Call My Agent Italia è la serie tv del momento e sta riscuotendo molto successo il monologo di Paolo Sorrentino sulla scuola italiana, tanto da diventare virale. Il commento dell’artista è una riflessione sui genitori, in relazione all’educazione scolastica ed extra scolastica dei bambini.
In maniera amara il regista chiama sulla terrazza un suo collaboratore e inizia a raccontargli di un pomeriggio diverso dal solito, quello che l’ha portato ad accompagnare il nipote ai colloqui con i professori visto che i genitori lavoravano.
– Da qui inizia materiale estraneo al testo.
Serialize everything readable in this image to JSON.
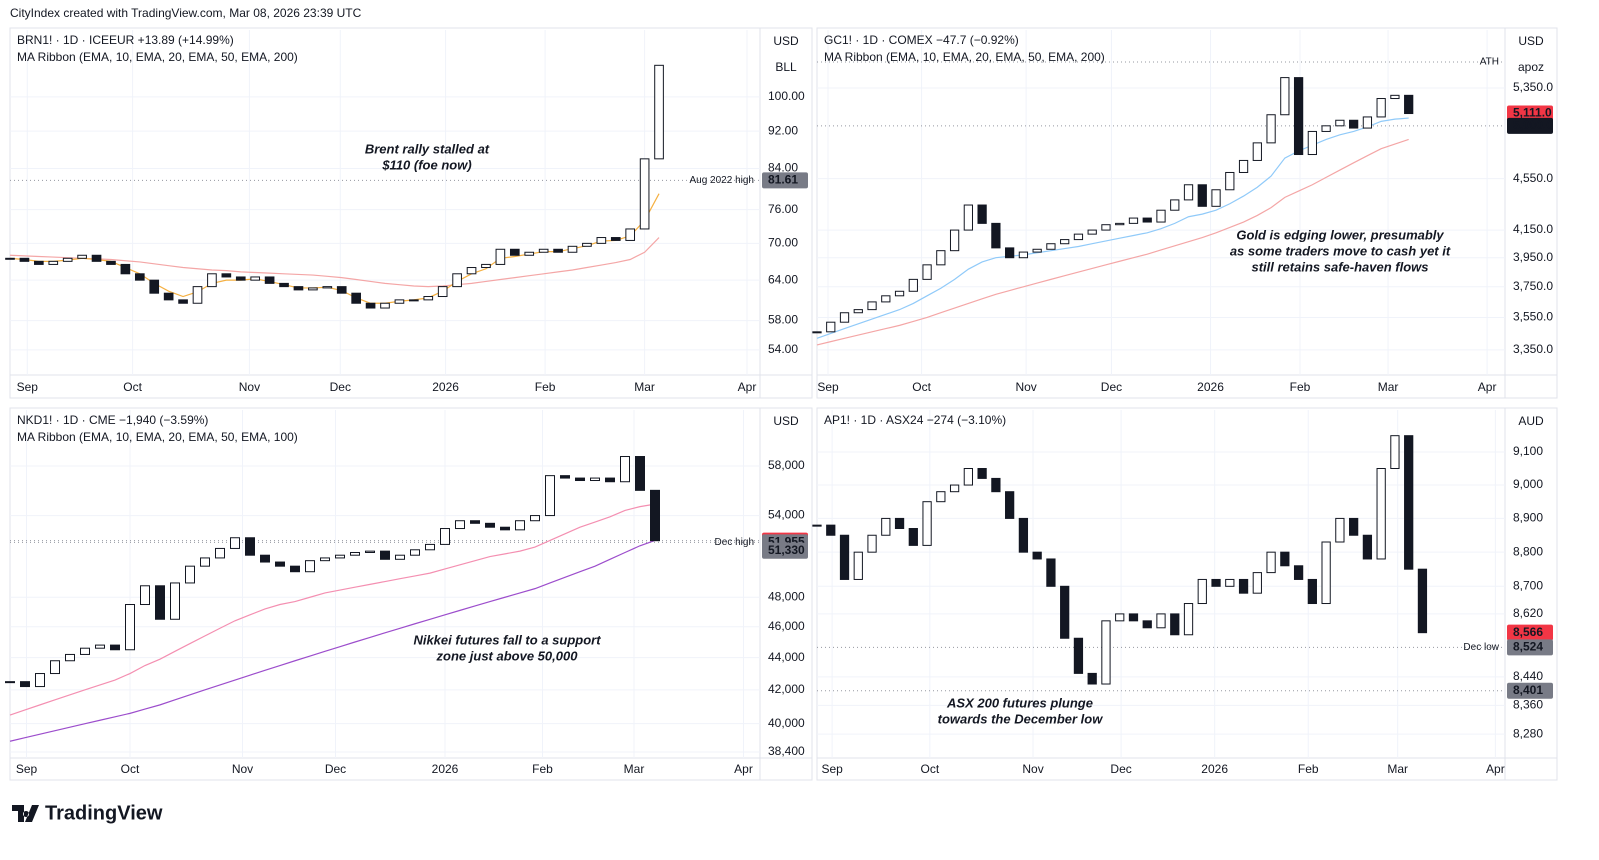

Lì si è incontrato di fronte al “sentimento più orrendo dell’essere umano” e cioè l’entusiasmo immotivato. Da questo discorso Sorrentino si allarga a una riflessione più ampia, specificando anche come il ruolo del cinema non sia considerato dalla gente comune. Tira fuori poi un lungo monologo sul come ai bambini veniva lasciato più spazio per esprimersi attraverso il gioco e non con il forzato indirizzamento nei confronti di arti e mestieri.
Ecco il testo completo del monologo di Paolo Sorrentino in Call My Agent Italia: “Sabato i genitori lavoravano e dunque io ho portato mio nipote all’incontro semestrale genitori-figli. Sono la cosa più prossima alla morte. Puoi trovare, nella scuola, il sentimento più orrendo dell’essere umano. L’entusiasmo immotivato. Ha cominciato un genitore che suonava la batteria e ha detto che poteva fare un corso pomeridiano per i bambini. C’è stata una ola dei genitori e a quel punto la moglie che insegna macarena ha proposto di fare un corso dicendo che è importantissimo e genera entusiasmo. Applausi, giubilo, un consenso generale dei genitori. Un altro genitore, tracagnotto, uno di quelli che hanno un sacco di tempo libero, ha detto ma io guardo ciclismo in tv da mattina alla sera posso fare un corso di ciclismo. C’è stato un entusiasmo generale, come in preda a una droga più o meno sconosciuta. Tutti quanti hanno detto che era un’idea bellissima e ci sarebbero dovute essere solo le biciclette nel mondo perché macchine e motociclette inquinano. A quel punto la maestra mi guardava, sapevo che stava arrivando a me e mi ha detto che avrei potuto prendere una telecamera e filmare tutti i corsi che ci sono. Però, il consenso lì è stato più moderato perché il critico cinematografico, come sai bene, si muove con perseveranza nel cuore del genitore moderno. Io un po’ imbarazzato, balbettando, ho detto che i miei figli sono grandi ormai però quando erano piccoli andavano semplicemente a scuola e il pomeriggio giocavano per i fatti loro e anche in vacanza sono andati molto di rado perché io e mia moglie lavoravamo. E tutto sommato mi sembrano felici sti ragazzi. Hanno fatto scendere su di me un silenzio che si tributa solo agli ergastolani. Un nonno ex hippie ha detto con la mascella serrata “delinquente”, un’altra signora, madre di un figlio unico, mi ha puntato il dito e ha detto “assassino”. A quel punto io ho scritto una lettera a Dio. Gli ho scritto “Dio occupati tu dell’educazione, ma dei genitori”. È vera, la verità al cinema funziona solo con quei registi un po’ rachitici, io so generoso”.